In a video of the meeting, Daud Abdullah, director of the news website Middle East Monitor and the former deputy chairman of the Muslim Council of Britain, is seen warning of “the misuse of interfaith dialogue to cover-up the crimes committed against the Palestinian people”. He claimed that such dialogue was favoured by “rich Jewish philanthropists” to “influence opinion in the Muslim community” and blunt its opposition to Israel.

During a question-and-answer session, James Thring, an activist who has appeared on former Ku Klux Klan Grand Wizard David Duke’s radio programme, said the underlying problem was “Talmudism”.

He claimed this was “the source of many Israeli actions”, because it meant Jews “think they are the chosen people, they think they have the right to attack other people, to deceive other people, to rob other people”.
His words were not challenged. Another speaker asked how the “trap” of attending interfaith sessions in synagogues could be avoided. And Rifat Odeh Kassis, a prominent Palestinian advocate and writer, said that the only acceptable interfaith events would be those that were “resistance-orientated”.

Marc Goldberg, Head of Investigations at the Community Security Trust (CST), said the event was part of a growing effort to undermine the interfaith movement, which is supported by many Jewish and Muslim leaders to foster mutual understanding.

In 2020, the then-Bristol University professor David Miller — since sacked for suggesting that Jewish students were agents of a foreign power — criticised Jews making chicken soup for the East London Mosque.

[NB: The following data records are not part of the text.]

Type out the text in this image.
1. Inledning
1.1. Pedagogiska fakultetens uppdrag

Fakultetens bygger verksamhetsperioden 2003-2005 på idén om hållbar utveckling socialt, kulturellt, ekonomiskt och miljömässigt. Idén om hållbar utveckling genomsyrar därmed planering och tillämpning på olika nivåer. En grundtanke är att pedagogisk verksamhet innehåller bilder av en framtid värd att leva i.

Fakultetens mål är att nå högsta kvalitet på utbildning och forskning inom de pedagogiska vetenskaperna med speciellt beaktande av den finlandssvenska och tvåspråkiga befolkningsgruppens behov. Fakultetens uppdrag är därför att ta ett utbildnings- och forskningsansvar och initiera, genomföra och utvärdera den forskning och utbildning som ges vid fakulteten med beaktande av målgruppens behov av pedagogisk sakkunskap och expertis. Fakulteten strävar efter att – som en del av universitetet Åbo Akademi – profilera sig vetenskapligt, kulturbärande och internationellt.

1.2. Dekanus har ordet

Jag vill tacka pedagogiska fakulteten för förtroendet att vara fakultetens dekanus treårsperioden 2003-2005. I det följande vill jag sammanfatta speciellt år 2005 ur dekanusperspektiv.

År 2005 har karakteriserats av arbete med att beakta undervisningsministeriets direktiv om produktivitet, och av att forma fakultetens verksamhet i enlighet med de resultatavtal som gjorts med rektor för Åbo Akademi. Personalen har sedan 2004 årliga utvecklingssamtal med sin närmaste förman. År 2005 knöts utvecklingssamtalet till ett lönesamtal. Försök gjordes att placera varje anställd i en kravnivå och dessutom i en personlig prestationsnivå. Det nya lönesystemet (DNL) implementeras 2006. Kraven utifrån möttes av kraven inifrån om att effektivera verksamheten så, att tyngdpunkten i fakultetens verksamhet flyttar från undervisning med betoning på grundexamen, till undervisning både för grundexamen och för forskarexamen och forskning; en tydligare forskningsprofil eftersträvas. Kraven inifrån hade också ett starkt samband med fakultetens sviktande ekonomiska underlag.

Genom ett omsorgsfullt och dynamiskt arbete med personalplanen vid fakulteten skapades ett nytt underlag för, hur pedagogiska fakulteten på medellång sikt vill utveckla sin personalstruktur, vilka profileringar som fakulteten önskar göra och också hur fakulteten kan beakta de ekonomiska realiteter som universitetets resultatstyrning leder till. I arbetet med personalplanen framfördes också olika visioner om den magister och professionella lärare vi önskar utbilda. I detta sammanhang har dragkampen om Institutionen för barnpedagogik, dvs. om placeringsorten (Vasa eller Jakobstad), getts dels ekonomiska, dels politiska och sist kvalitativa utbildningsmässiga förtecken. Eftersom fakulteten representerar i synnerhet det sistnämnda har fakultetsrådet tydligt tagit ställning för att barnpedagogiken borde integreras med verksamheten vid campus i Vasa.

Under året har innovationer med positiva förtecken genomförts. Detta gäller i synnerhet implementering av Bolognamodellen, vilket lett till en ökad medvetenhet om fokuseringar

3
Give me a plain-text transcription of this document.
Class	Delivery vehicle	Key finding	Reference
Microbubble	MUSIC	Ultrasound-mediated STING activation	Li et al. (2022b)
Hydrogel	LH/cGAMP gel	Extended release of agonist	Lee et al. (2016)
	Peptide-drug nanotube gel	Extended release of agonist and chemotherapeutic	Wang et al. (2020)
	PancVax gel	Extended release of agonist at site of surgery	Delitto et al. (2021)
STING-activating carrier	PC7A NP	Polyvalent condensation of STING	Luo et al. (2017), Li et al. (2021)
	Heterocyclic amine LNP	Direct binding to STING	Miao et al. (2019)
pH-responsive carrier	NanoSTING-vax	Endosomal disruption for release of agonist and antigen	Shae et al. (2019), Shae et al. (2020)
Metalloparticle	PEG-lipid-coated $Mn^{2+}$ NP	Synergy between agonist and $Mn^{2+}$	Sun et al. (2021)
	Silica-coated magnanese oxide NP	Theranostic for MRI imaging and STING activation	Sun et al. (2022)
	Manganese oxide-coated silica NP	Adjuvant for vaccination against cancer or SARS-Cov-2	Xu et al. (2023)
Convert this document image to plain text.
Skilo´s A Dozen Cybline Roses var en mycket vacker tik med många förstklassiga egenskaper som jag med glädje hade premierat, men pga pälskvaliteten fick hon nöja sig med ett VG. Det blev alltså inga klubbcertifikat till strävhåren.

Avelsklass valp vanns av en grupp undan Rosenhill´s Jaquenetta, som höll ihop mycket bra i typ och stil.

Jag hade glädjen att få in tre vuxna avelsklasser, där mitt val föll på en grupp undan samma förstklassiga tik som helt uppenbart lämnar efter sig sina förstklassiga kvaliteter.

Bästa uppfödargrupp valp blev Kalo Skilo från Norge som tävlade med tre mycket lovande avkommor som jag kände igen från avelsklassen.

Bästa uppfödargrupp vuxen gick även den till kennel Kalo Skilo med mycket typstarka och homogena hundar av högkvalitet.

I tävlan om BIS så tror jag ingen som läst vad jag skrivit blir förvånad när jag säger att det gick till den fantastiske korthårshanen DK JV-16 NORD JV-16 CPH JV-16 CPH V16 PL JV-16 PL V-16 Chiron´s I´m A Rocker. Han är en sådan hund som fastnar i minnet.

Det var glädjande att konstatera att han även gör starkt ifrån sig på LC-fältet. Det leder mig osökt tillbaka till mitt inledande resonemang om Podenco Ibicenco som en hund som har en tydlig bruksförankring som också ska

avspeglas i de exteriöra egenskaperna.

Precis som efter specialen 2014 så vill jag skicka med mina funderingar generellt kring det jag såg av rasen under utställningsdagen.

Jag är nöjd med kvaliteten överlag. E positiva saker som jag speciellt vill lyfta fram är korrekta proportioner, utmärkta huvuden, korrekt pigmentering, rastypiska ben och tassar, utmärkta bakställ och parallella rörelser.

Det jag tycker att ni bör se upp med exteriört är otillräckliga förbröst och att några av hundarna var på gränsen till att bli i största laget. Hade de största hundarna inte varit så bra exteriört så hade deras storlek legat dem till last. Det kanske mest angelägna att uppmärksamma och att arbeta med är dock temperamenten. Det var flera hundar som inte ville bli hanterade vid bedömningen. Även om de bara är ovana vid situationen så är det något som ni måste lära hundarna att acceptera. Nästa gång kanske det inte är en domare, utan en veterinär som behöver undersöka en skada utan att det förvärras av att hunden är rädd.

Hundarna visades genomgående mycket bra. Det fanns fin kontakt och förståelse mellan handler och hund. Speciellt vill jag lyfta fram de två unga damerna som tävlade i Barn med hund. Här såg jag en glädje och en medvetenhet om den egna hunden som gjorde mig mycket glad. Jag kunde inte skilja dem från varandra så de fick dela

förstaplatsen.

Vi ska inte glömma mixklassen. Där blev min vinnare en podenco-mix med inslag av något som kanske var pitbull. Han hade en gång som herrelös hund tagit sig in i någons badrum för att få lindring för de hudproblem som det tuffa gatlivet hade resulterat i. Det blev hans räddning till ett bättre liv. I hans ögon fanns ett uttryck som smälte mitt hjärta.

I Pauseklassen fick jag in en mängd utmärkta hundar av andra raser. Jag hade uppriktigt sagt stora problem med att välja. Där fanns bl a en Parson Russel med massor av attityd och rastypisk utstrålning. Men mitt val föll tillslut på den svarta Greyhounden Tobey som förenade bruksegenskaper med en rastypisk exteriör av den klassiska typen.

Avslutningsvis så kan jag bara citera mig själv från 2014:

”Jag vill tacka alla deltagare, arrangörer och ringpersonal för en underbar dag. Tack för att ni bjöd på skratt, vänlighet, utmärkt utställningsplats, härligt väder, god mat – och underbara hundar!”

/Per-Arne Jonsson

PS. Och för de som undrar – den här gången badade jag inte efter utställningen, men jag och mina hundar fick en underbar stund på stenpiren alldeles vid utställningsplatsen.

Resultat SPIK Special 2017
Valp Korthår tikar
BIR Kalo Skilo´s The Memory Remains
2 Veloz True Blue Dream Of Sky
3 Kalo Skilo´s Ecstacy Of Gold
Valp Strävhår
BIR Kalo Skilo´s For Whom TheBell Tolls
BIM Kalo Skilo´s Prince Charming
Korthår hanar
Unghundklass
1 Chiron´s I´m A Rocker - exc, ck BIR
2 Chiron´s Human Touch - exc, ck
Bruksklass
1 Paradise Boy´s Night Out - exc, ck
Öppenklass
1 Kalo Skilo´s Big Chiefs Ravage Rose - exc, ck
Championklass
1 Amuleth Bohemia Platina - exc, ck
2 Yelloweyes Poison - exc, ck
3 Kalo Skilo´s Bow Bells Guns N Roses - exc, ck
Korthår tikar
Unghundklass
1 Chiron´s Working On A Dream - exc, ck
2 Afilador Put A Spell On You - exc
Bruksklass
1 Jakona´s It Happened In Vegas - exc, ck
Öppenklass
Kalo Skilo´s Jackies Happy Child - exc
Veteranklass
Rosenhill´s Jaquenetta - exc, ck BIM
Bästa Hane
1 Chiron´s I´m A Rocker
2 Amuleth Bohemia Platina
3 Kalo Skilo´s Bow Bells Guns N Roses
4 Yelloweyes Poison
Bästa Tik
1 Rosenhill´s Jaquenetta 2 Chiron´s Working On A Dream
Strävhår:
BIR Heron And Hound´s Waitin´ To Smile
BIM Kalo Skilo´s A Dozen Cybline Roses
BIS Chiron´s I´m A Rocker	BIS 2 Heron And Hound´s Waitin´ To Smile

It was an example of how interfaith could be “exploited” to “normalise Zionism”, he claimed.
Attempts to delegitimise such dialogue had been gathering momentum for years, Mr Goldberg said.

In 2018, the pro-Iranian Islamic Commission on Human Rights (IHRC) claimed interfaith involved Jews “cosying up to mosques and Muslim groups” and was “nothing more than a deceitful attempt to normalise the continuing murder, maiming and dispossession of the Palestinian people”.

In May 2019, a talk by Rabbi Lea Mühlstein at the Mahfil Ali Mosque in Harrow was cancelled after claims she was “heavily involved in Zionist activities”, Mr Goldberg said.
Fiyaz Mughal, a co-founder of both Muslims Against Antisemitism and the interfaith network Faith Matters, told the JC that he found the claims made at the PFB meeting “disgusting”.

He said: “Those who seek to smear, falsify and undermine interfaith work do not understand what binds our communities together, and their malicious attempt to politicise this must be rejected.”

Rabbi David Mason of Muswell Hill synagogue, a leading proponent of interfaith activity, told the JC: “I’m proud we have built positive relationships with Muslim communities in my borough and across London.

“Although differences will always occur, be working together we create friendships and model a better society.

“The idea that such positive interfaith work is a Zionist plot grotesquely misses the point of our achievements.”